Implanted Port Catheter System Infection Caused by Methicillin-resistant Staphylococcus pseudintermedius ST71-SCCmec type III

Hiroki Kitagawa 1,2,3, Junzo Hisatsune 1,4,5, Hiroki Ohge 1,2, Shoko Kutsuno 1,4,5, Toshinori Hara 1,5,6, Kanako Masuda 1,5, Fatkhanuddin Aziz 1,5,7, Motoyuki Sugai 1,4,5
PMCID: PMC8355384  PMID: 33583884

Abstract

Staphylococcus pseudintermedius is commonly associated with skin and soft tissue infections in dogs. However, infections caused by S. pseudintermedius are only rarely reported in humans, and this pathogen is frequently misidentified as S. aureus. We herein report a case of an implanted port catheter system infection caused by methicillin-resistant S. pseudintermedius (MRSP) in a patient with hepatocellular carcinoma. The patient was also a dog owner. S. pseudintermedius was first identified using the Vitek2 system (BioMérieux). Whole-genome sequencing revealed that this MRSP was a sequence type 71-carrying staphylococcal cassette chromosome mec type III (ST71-SCCmec III) isolate.
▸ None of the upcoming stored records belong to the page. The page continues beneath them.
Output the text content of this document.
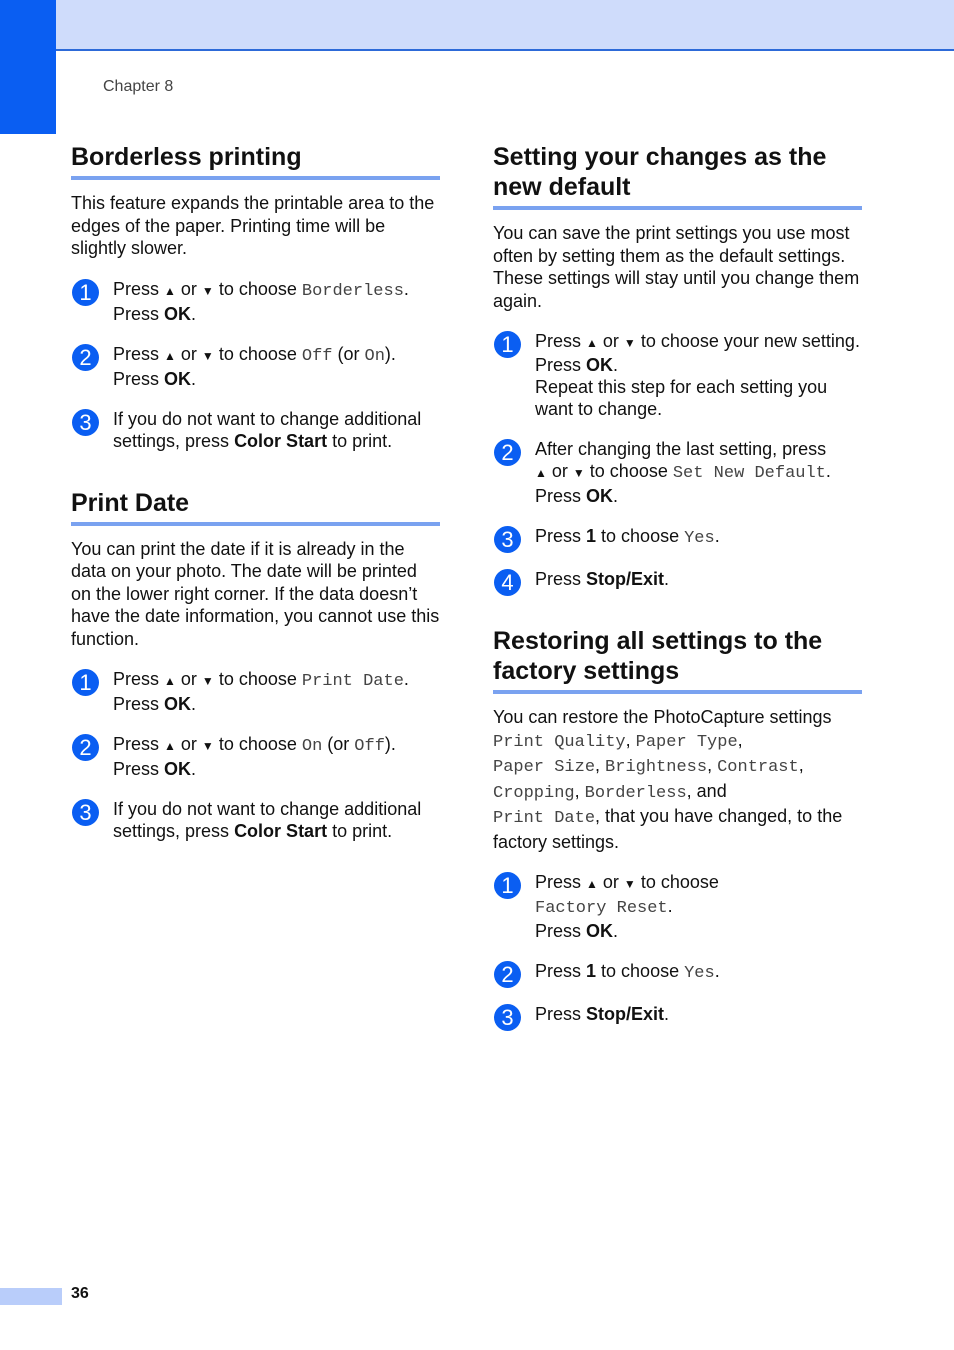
Chapter 8
Borderless printing

This feature expands the printable area to the edges of the paper. Printing time will be slightly slower.

1	Press ▲ or ▼ to choose Borderless.
Press OK.
2	Press ▲ or ▼ to choose Off (or On).
Press OK.
3	If you do not want to change additional settings, press Color Start to print.
Print Date

You can print the date if it is already in the data on your photo. The date will be printed on the lower right corner. If the data doesn’t have the date information, you cannot use this function.

1	Press ▲ or ▼ to choose Print Date.
Press OK.
2	Press ▲ or ▼ to choose On (or Off).
Press OK.
3	If you do not want to change additional settings, press Color Start to print.
Setting your changes as the new default

You can save the print settings you use most often by setting them as the default settings. These settings will stay until you change them again.

1	Press ▲ or ▼ to choose your new setting.
Press OK.
Repeat this step for each setting you want to change.
2	After changing the last setting, press
▲ or ▼ to choose Set New Default.
Press OK.
3	Press 1 to choose Yes.
4	Press Stop/Exit.
Restoring all settings to the factory settings

You can restore the PhotoCapture settings
Print Quality, Paper Type,
Paper Size, Brightness, Contrast,
Cropping, Borderless, and
Print Date, that you have changed, to the factory settings.

1	Press ▲ or ▼ to choose
Factory Reset.
Press OK.
2	Press 1 to choose Yes.
3	Press Stop/Exit.
36
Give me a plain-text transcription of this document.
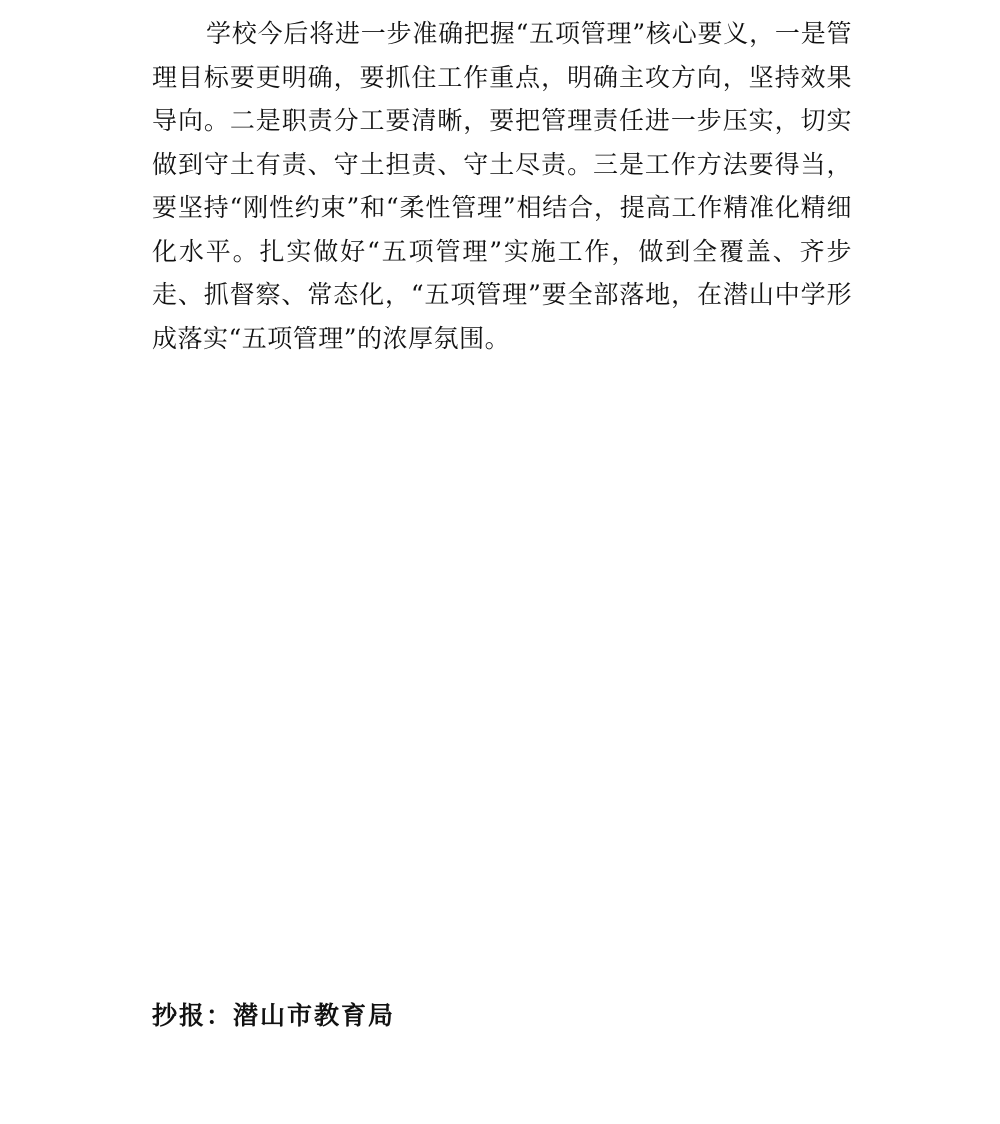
学校今后将进一步准确把握“五项管理”核心要义，一是管理目标要更明确，要抓住工作重点，明确主攻方向，坚持效果导向。二是职责分工要清晰，要把管理责任进一步压实，切实做到守土有责、守土担责、守土尽责。三是工作方法要得当，要坚持“刚性约束”和“柔性管理”相结合，提高工作精准化精细化水平。扎实做好“五项管理”实施工作，做到全覆盖、齐步走、抓督察、常态化，“五项管理”要全部落地，在潜山中学形成落实“五项管理”的浓厚氛围。

抄报：潜山市教育局
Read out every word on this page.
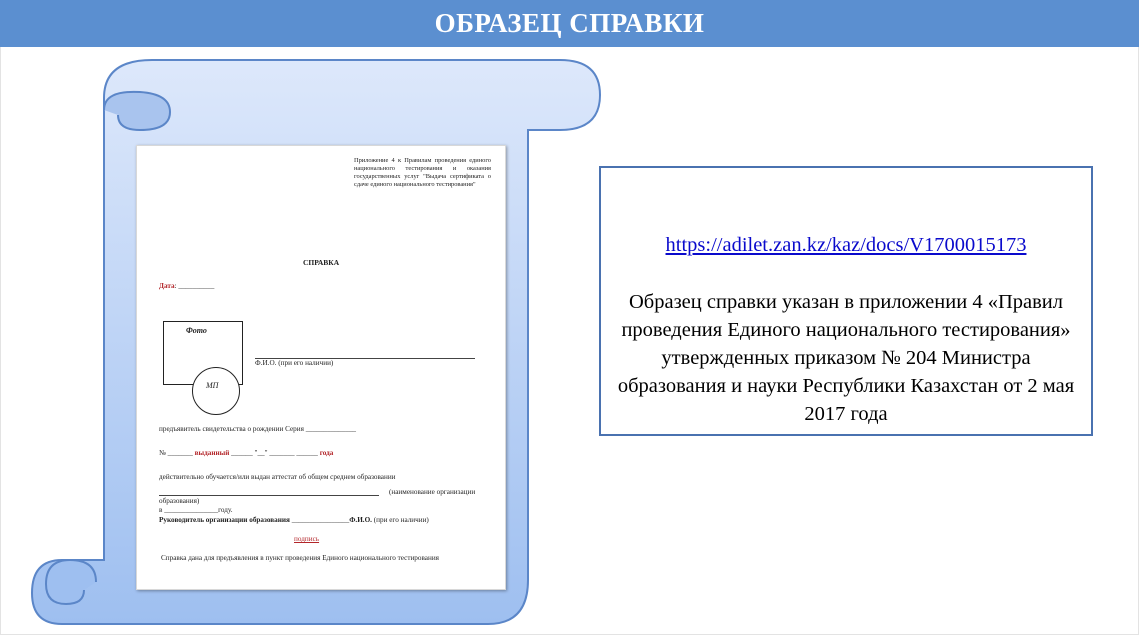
ОБРАЗЕЦ СПРАВКИ
Приложение 4 к Правилам проведения единого национального тестирования и оказания государственных услуг "Выдача сертификата о сдаче единого национального тестирования"
СПРАВКА
Дата: __________
Фото
МП
Ф.И.О. (при его наличии)
предъявитель свидетельства о рождении Серия ______________
№ _______ выданный ______ "__" _______ ______ года
действительно обучается/или выдан аттестат об общем среднем образовании
(наименование организации
образования)
в _______________году.
Руководитель организации образования ________________Ф.И.О. (при его наличии)
подпись
Справка дана для предъявления в пункт проведения Единого национального тестирования
https://adilet.zan.kz/kaz/docs/V1700015173

Образец справки указан в приложении 4 «Правил проведения Единого национального тестирования» утвержденных приказом № 204 Министра образования и науки Республики Казахстан от 2 мая 2017 года
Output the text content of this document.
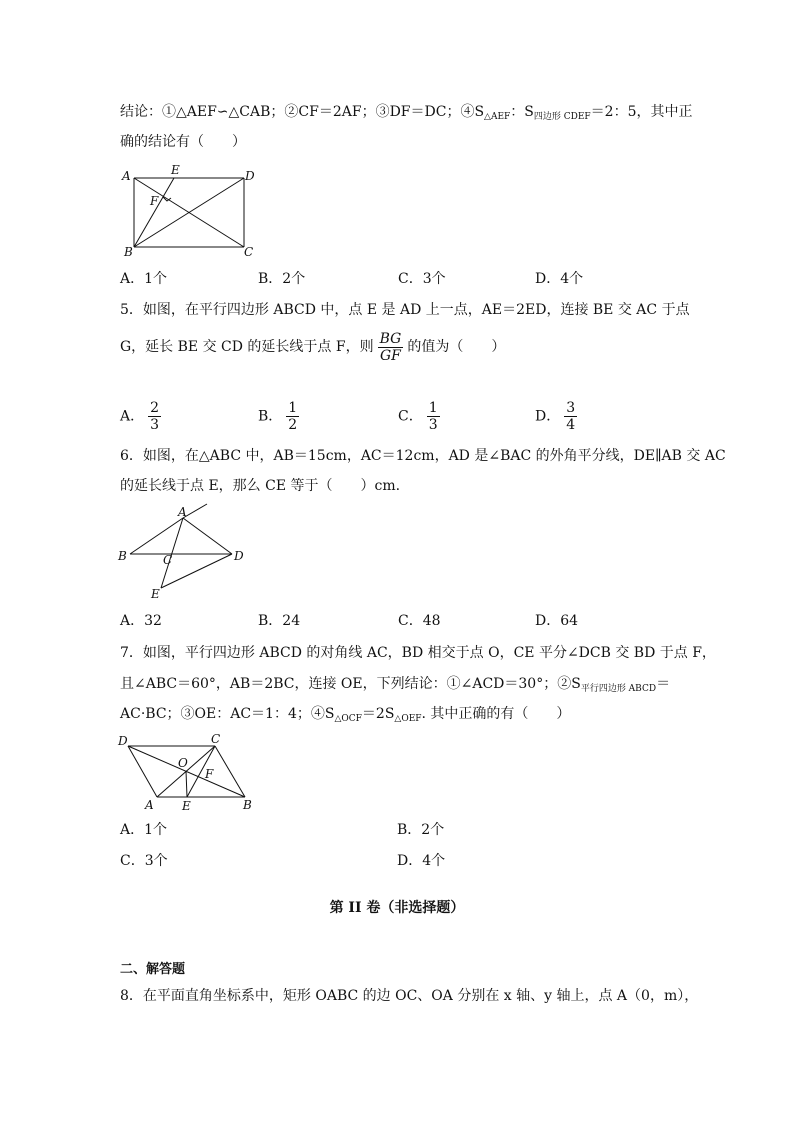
结论：①△AEF∽△CAB；②CF＝2AF；③DF＝DC；$④S_{\triangle AEF}$：$S_{四边形 CDEF}=2$：5，其中正
确的结论有（　　）
A	E	D
F
B	C
A．1个	B．2个	C．3个	D．4个
5．如图，在平行四边形 ABCD 中，点 E 是 AD 上一点，AE＝2ED，连接 BE 交 AC 于点
G，延长 BE 交 CD 的延长线于点 F，则 $\frac{BG}{GF}$ 的值为（　　）
A． $\frac{2}{3}$	B． $\frac{1}{2}$	C． $\frac{1}{3}$	D． $\frac{3}{4}$
6．如图，在△ABC 中，AB＝15cm，AC＝12cm，AD 是∠BAC 的外角平分线，DE∥AB 交 AC
的延长线于点 E，那么 CE 等于（　　）cm.
A
B	C	D
E
A．32	B．24	C．48	D．64
7．如图，平行四边形 ABCD 的对角线 AC，BD 相交于点 O，CE 平分∠DCB 交 BD 于点 F，
且∠ABC＝60°，AB＝2BC，连接 OE，下列结论：①∠ACD＝30°；$②S_{平行四边形 ABCD}=$
AC·BC；③OE：AC＝1：4；$④S_{\triangle OCF}=2S_{\triangle OEF}$. 其中正确的有（　　）
D	C
O
F
A E	B
A．1个	B．2个
C．3个	D．4个
第 II 卷（非选择题）
二、解答题
8．在平面直角坐标系中，矩形 OABC 的边 OC、OA 分别在 x 轴、y 轴上，点 A（0，m），
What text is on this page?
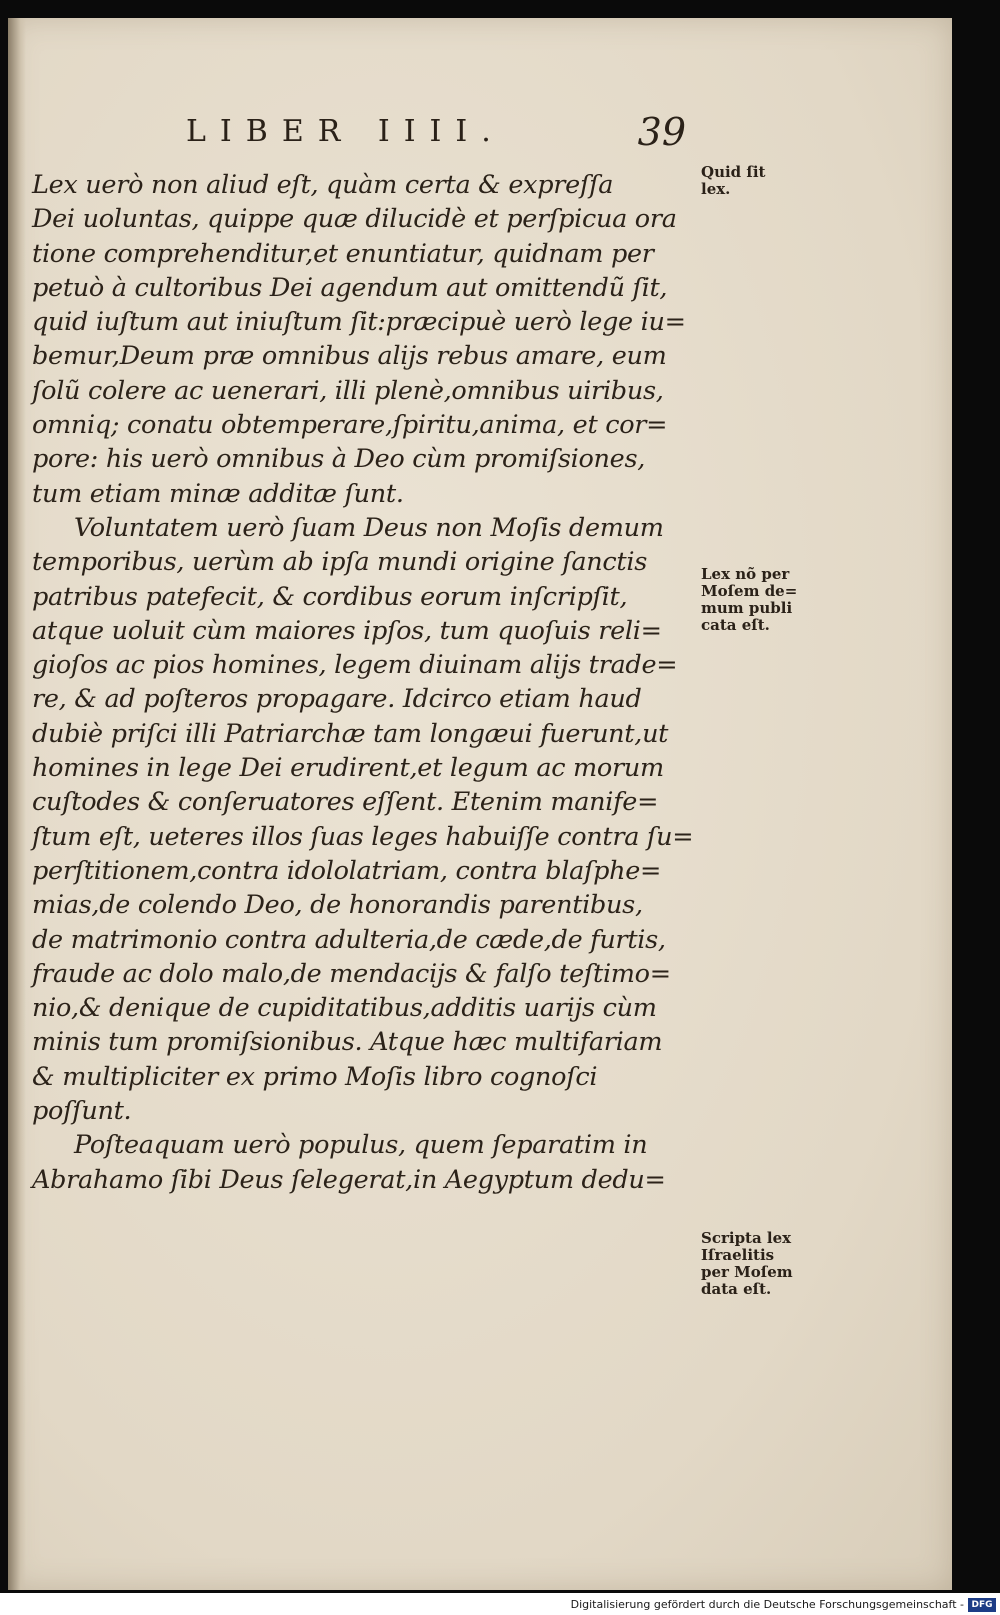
LIBER IIII.	39
Lex uerò non aliud eſt, quàm certa & expreſſa
Dei uoluntas, quippe quæ dilucidè et perſpicua ora
tione comprehenditur,et enuntiatur, quidnam per
petuò à cultoribus Dei agendum aut omittendũ ſit,
quid iuſtum aut iniuſtum ſit:præcipuè uerò lege iu=
bemur,Deum præ omnibus alijs rebus amare, eum
ſolũ colere ac uenerari, illi plenè,omnibus uiribus,
omniq; conatu obtemperare,ſpiritu,anima, et cor=
pore: his uerò omnibus à Deo cùm promiſsiones,
tum etiam minæ additæ ſunt.
Voluntatem uerò ſuam Deus non Moſis demum
temporibus, uerùm ab ipſa mundi origine ſanctis
patribus patefecit, & cordibus eorum inſcripſit,
atque uoluit cùm maiores ipſos, tum quoſuis reli=
gioſos ac pios homines, legem diuinam alijs trade=
re, & ad poſteros propagare. Idcirco etiam haud
dubiè priſci illi Patriarchæ tam longæui fuerunt,ut
homines in lege Dei erudirent,et legum ac morum
cuſtodes & conſeruatores eſſent. Etenim manife=
ſtum eſt, ueteres illos ſuas leges habuiſſe contra ſu=
perſtitionem,contra idololatriam, contra blaſphe=
mias,de colendo Deo, de honorandis parentibus,
de matrimonio contra adulteria,de cæde,de furtis,
fraude ac dolo malo,de mendacijs & falſo teſtimo=
nio,& denique de cupiditatibus,additis uarijs cùm
minis tum promiſsionibus. Atque hæc multifariam
& multipliciter ex primo Moſis libro cognoſci
poſſunt.
Poſteaquam uerò populus, quem ſeparatim in
Abrahamo ſibi Deus ſelegerat,in Aegyptum dedu=
Quid ſit
lex.
Lex nõ per
Moſem de=
mum publi
cata eſt.
Scripta lex
Iſraelitis
per Moſem
data eſt.
Digitalisierung gefördert durch die Deutsche Forschungsgemeinschaft - DFG
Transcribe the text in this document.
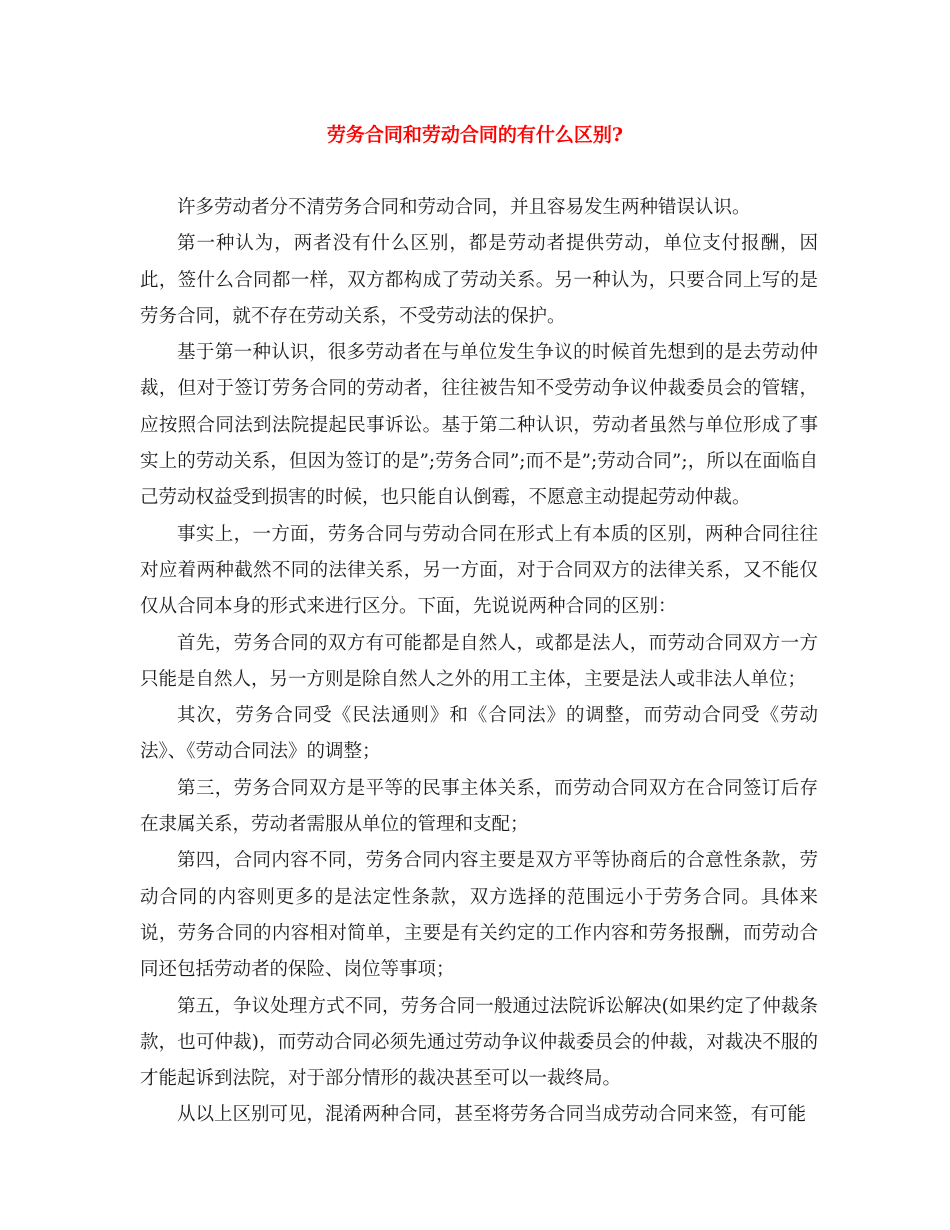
劳务合同和劳动合同的有什么区别?

许多劳动者分不清劳务合同和劳动合同，并且容易发生两种错误认识。

第一种认为，两者没有什么区别，都是劳动者提供劳动，单位支付报酬，因此，签什么合同都一样，双方都构成了劳动关系。另一种认为，只要合同上写的是劳务合同，就不存在劳动关系，不受劳动法的保护。

基于第一种认识，很多劳动者在与单位发生争议的时候首先想到的是去劳动仲裁，但对于签订劳务合同的劳动者，往往被告知不受劳动争议仲裁委员会的管辖，应按照合同法到法院提起民事诉讼。基于第二种认识，劳动者虽然与单位形成了事实上的劳动关系，但因为签订的是”;劳务合同”;而不是”;劳动合同”;，所以在面临自己劳动权益受到损害的时候，也只能自认倒霉，不愿意主动提起劳动仲裁。

事实上，一方面，劳务合同与劳动合同在形式上有本质的区别，两种合同往往对应着两种截然不同的法律关系，另一方面，对于合同双方的法律关系，又不能仅仅从合同本身的形式来进行区分。下面，先说说两种合同的区别：

首先，劳务合同的双方有可能都是自然人，或都是法人，而劳动合同双方一方只能是自然人，另一方则是除自然人之外的用工主体，主要是法人或非法人单位；

其次，劳务合同受《民法通则》和《合同法》的调整，而劳动合同受《劳动法》、《劳动合同法》的调整；

第三，劳务合同双方是平等的民事主体关系，而劳动合同双方在合同签订后存在隶属关系，劳动者需服从单位的管理和支配；

第四，合同内容不同，劳务合同内容主要是双方平等协商后的合意性条款，劳动合同的内容则更多的是法定性条款，双方选择的范围远小于劳务合同。具体来说，劳务合同的内容相对简单，主要是有关约定的工作内容和劳务报酬，而劳动合同还包括劳动者的保险、岗位等事项；

第五，争议处理方式不同，劳务合同一般通过法院诉讼解决(如果约定了仲裁条款，也可仲裁)，而劳动合同必须先通过劳动争议仲裁委员会的仲裁，对裁决不服的才能起诉到法院，对于部分情形的裁决甚至可以一裁终局。

从以上区别可见，混淆两种合同，甚至将劳务合同当成劳动合同来签，有可能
Keywords: Staphylococcus pseudintermedius, Staphylococcus intermedius group, bloodstream infection, bacteremia, human

Introduction

Staphylococcus pseudintermedius is a novel, coagulase-positive Staphylococcus species that was identified in the last decade (1). It belongs to the S. intermedius group (SIG), which also comprises S. cornubiensis, S. intermedius, and S. delphini (1-3). S. pseudintermedius commonly colonizes the skin and mucosal surfaces of animals and particularly dogs, and it is associated with skin and soft tissue infections (SSTIs) (4). The emergence and rapid spread of the veterinary pathogen methicillin-resistant S. pseudintermedius (MRSP) has become a problem worldwide (5). Epidemic clones of sequence type 71-carrying staphylococcal cassette chromosome mec type III [previously described as II-III (6); ST71-SCCmec III] MRSP were previously identified in Europe (7,8), and have now spread worldwide (5).

Although human infections with S. pseudintermedius remain rare, such isolates are increasingly recognized as a cause of human infection. S. pseudintermedius is associated with SSTIs and dog-bite wounds (9,10), although this pathogen may also cause other human infections such as implanted device infection, infective endocarditis, and bone infection (10-16). However, as S. pseudintermedius is frequently misidentified as S. aureus in clinical laboratories (9), the true incidence of S. pseudintermedius as a cause of human infection may be underestimated. In addition, there is only one report about S. pseudintermedius infection from Japan (13). We herein report a case ofimplanted port catheter system infection caused by ST71-SCCmec III MRSP.

Case Report

A 69-year-old man visited our hospital with fever and pain in the right groin. The patient had a medical history of liver cirrhosis caused by hepatitis C infection and multiple hepatocellular carcinoma (HCC). A port catheter system had been implanted two years previously in the right femoral artery (right groin) for hepatic arterial infusion chemotherapy (HAIC) and transcatheter arterial chemoembolization therapy, which the patient underwent for HCC. In addition, he was a dog owner.

On arrival at the hospital, the patient's body temperature was 37.7℃. A physical examination showed pain and redness at the site of the implanted port system without purulent discharge. Laboratory testing revealed a white blood cell count of 4,670 cells/μL and a C-reactive protein level of 2.03 mg/dL. A plain computed tomography (CT) scan revealed fluid collection at the site of the implanted port system and an infection was suspected. The patient was admitted, the implanted port system was removed from the right groin, and pus was found at the surgical site. Gram staining of the pus revealed gram-positive, cluster-forming cocci and the pus was sent for a culture. After obtaining two sets of blood cultures, we empirically administered vancomycin (1 g every 12 hours, intravenously).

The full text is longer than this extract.